Seeing that it didn’t fear me, I resumed eating snow. It cocked its head, peered at me with its black beads of eyes, then suddenly, as if it had had enough of me, spread its wings and flew away. And I, resting against the rough rock, hunched over, my hands numb from the snow, waited for the dawn, and the whole night came back to me in a violent, incomplete synopsis — Thurber and his words, the silence between Olaf and me, the view of the city, the red mist and the breaks in the mist made by funnels of light, gusts of hot air, the inhaling and exhaling of a million, the hanging squares, malls, avenues, skyscrapers with wings of fire, the different levels with different colors, the uninspired conversation with the bird at the pass, and how I ate snow — and all these pictures were and were not themselves, as in dreams sometimes, they were both a reminder and an avoidance of the thing I dared not touch.
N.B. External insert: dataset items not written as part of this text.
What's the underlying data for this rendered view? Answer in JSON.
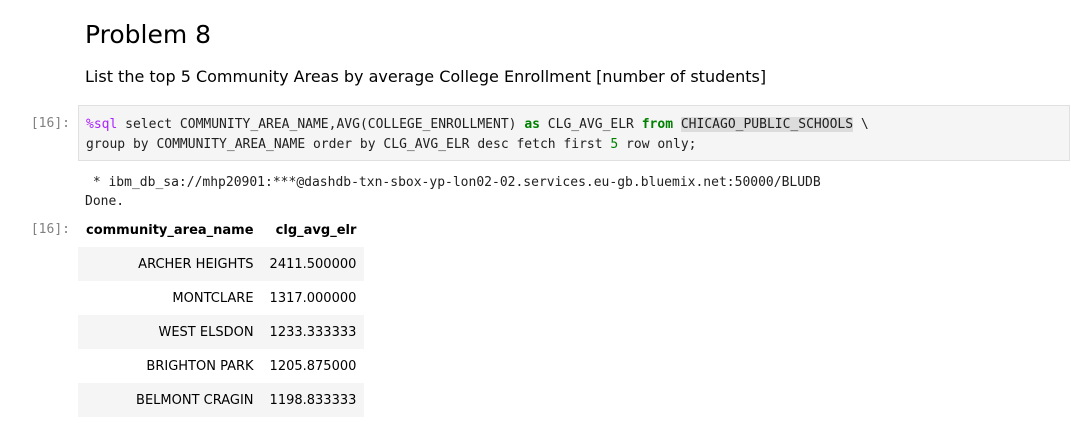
{
  "heading": "Problem 8",
  "question": "List the top 5 Community Areas by average College Enrollment [number of students]",
  "input_prompt": "[16]:",
  "output_prompt": "[16]:",
  "code": {
    "line1": {
      "magic": "%sql",
      "t1": " select COMMUNITY_AREA_NAME,AVG(COLLEGE_ENROLLMENT) ",
      "kw_as": "as",
      "t2": " CLG_AVG_ELR ",
      "kw_from": "from",
      "t3": " ",
      "table_name": "CHICAGO_PUBLIC_SCHOOLS",
      "t4": " \\"
    },
    "line2": {
      "t1": "group by COMMUNITY_AREA_NAME order by CLG_AVG_ELR desc fetch first ",
      "num": "5",
      "t2": " row only;"
    }
  },
  "stdout": {
    "line1": " * ibm_db_sa://mhp20901:***@dashdb-txn-sbox-yp-lon02-02.services.eu-gb.bluemix.net:50000/BLUDB",
    "line2": "Done."
  },
  "table": {
    "headers": [
      "community_area_name",
      "clg_avg_elr"
    ],
    "rows": [
      [
        "ARCHER HEIGHTS",
        "2411.500000"
      ],
      [
        "MONTCLARE",
        "1317.000000"
      ],
      [
        "WEST ELSDON",
        "1233.333333"
      ],
      [
        "BRIGHTON PARK",
        "1205.875000"
      ],
      [
        "BELMONT CRAGIN",
        "1198.833333"
      ]
    ]
  }
}
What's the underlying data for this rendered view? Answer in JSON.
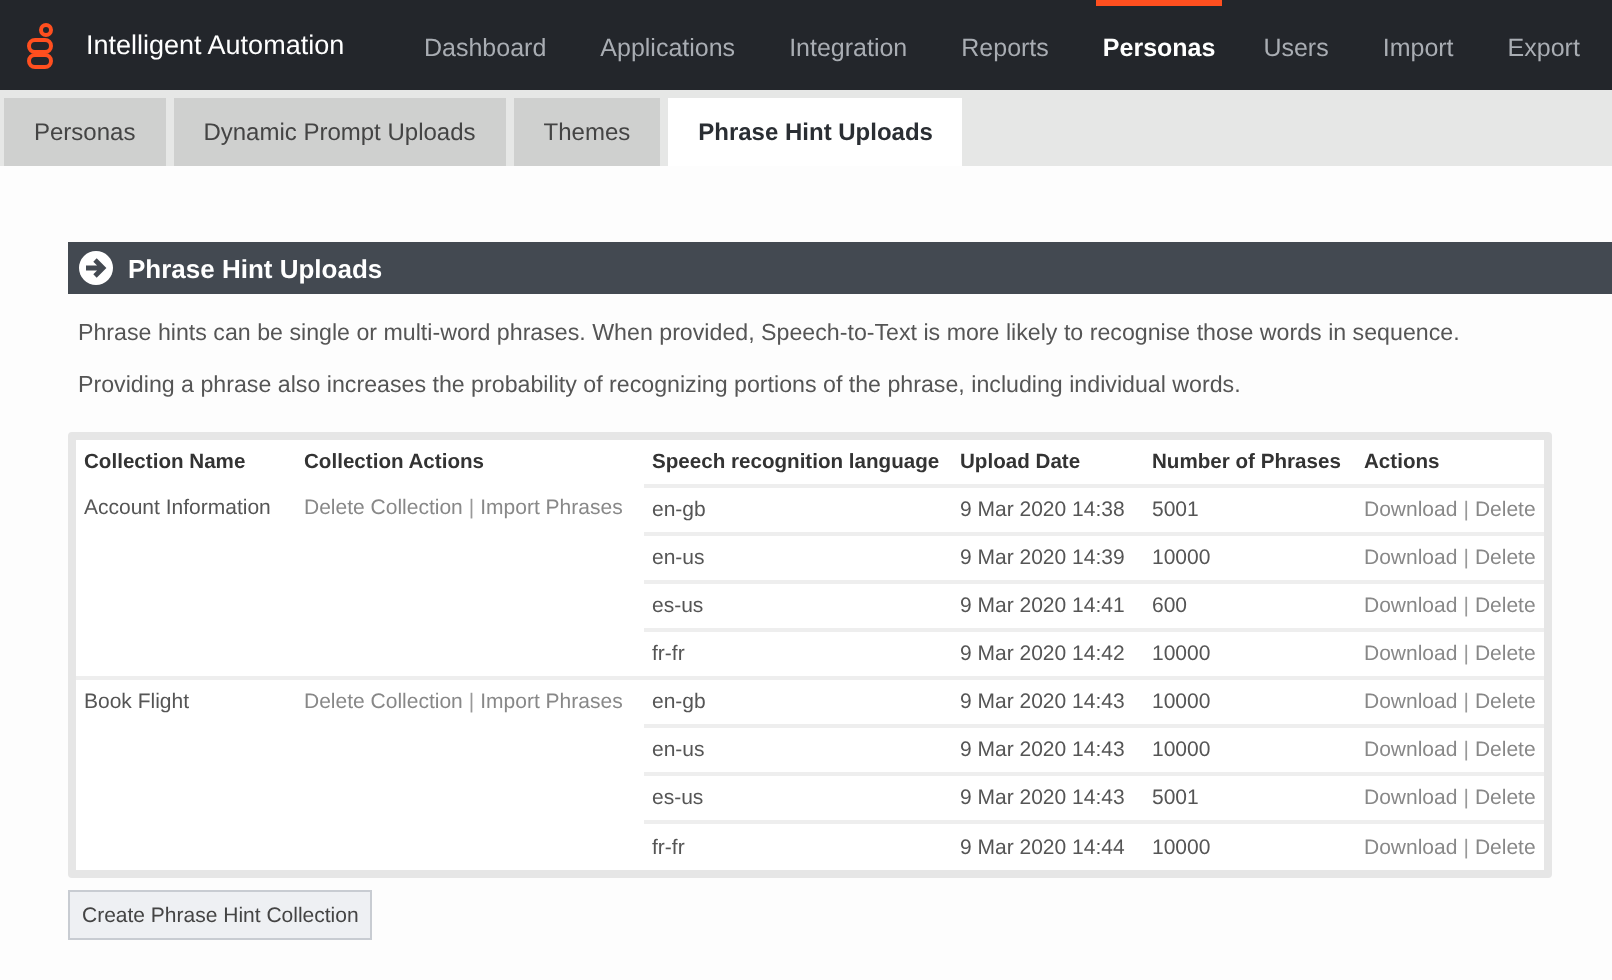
{
  "app": {
    "title": "Intelligent Automation"
  },
  "nav": [
    {
      "label": "Dashboard",
      "selected": false
    },
    {
      "label": "Applications",
      "selected": false
    },
    {
      "label": "Integration",
      "selected": false
    },
    {
      "label": "Reports",
      "selected": false
    },
    {
      "label": "Personas",
      "selected": true
    },
    {
      "label": "Users",
      "selected": false
    },
    {
      "label": "Import",
      "selected": false
    },
    {
      "label": "Export",
      "selected": false
    }
  ],
  "tabs": [
    {
      "label": "Personas",
      "selected": false
    },
    {
      "label": "Dynamic Prompt Uploads",
      "selected": false
    },
    {
      "label": "Themes",
      "selected": false
    },
    {
      "label": "Phrase Hint Uploads",
      "selected": true
    }
  ],
  "panel": {
    "title": "Phrase Hint Uploads",
    "paragraphs": [
      "Phrase hints can be single or multi-word phrases. When provided, Speech-to-Text is more likely to recognise those words in sequence.",
      "Providing a phrase also increases the probability of recognizing portions of the phrase, including individual words."
    ]
  },
  "table": {
    "columns": [
      "Collection Name",
      "Collection Actions",
      "Speech recognition language",
      "Upload Date",
      "Number of Phrases",
      "Actions"
    ],
    "collections": [
      {
        "name": "Account Information",
        "actions": [
          "Delete Collection",
          "|",
          "Import Phrases"
        ],
        "uploads": [
          {
            "language": "en-gb",
            "date": "9 Mar 2020 14:38",
            "count": "5001",
            "actions": [
              "Download",
              "|",
              "Delete"
            ]
          },
          {
            "language": "en-us",
            "date": "9 Mar 2020 14:39",
            "count": "10000",
            "actions": [
              "Download",
              "|",
              "Delete"
            ]
          },
          {
            "language": "es-us",
            "date": "9 Mar 2020 14:41",
            "count": "600",
            "actions": [
              "Download",
              "|",
              "Delete"
            ]
          },
          {
            "language": "fr-fr",
            "date": "9 Mar 2020 14:42",
            "count": "10000",
            "actions": [
              "Download",
              "|",
              "Delete"
            ]
          }
        ]
      },
      {
        "name": "Book Flight",
        "actions": [
          "Delete Collection",
          "|",
          "Import Phrases"
        ],
        "uploads": [
          {
            "language": "en-gb",
            "date": "9 Mar 2020 14:43",
            "count": "10000",
            "actions": [
              "Download",
              "|",
              "Delete"
            ]
          },
          {
            "language": "en-us",
            "date": "9 Mar 2020 14:43",
            "count": "10000",
            "actions": [
              "Download",
              "|",
              "Delete"
            ]
          },
          {
            "language": "es-us",
            "date": "9 Mar 2020 14:43",
            "count": "5001",
            "actions": [
              "Download",
              "|",
              "Delete"
            ]
          },
          {
            "language": "fr-fr",
            "date": "9 Mar 2020 14:44",
            "count": "10000",
            "actions": [
              "Download",
              "|",
              "Delete"
            ]
          }
        ]
      }
    ]
  },
  "create_button": "Create Phrase Hint Collection"
}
Because, throughout, I had tried to find in myself an acceptance of what I could not accept. But that had been before, like a dream. Now, clearheaded and alert, awaiting the day, in air almost silver, in the presence of the slowly revealed mountain slopes, the gullies, the scree, which emerged from the night in silent confirmation of the reality of my return, for the first time I — alone but not a stranger to the Earth — now subject to her and her laws — for the first time I could, without protest, without regret, think of those setting out for the golden fleece of the stars…
The snow of the summit caught fire in gold and white, it stood above the purple shadows of the valley, stood powerful and eternal, and I, not closing my tear-filled eyes, got up slowly and began to walk across the stones, to the south, to my home.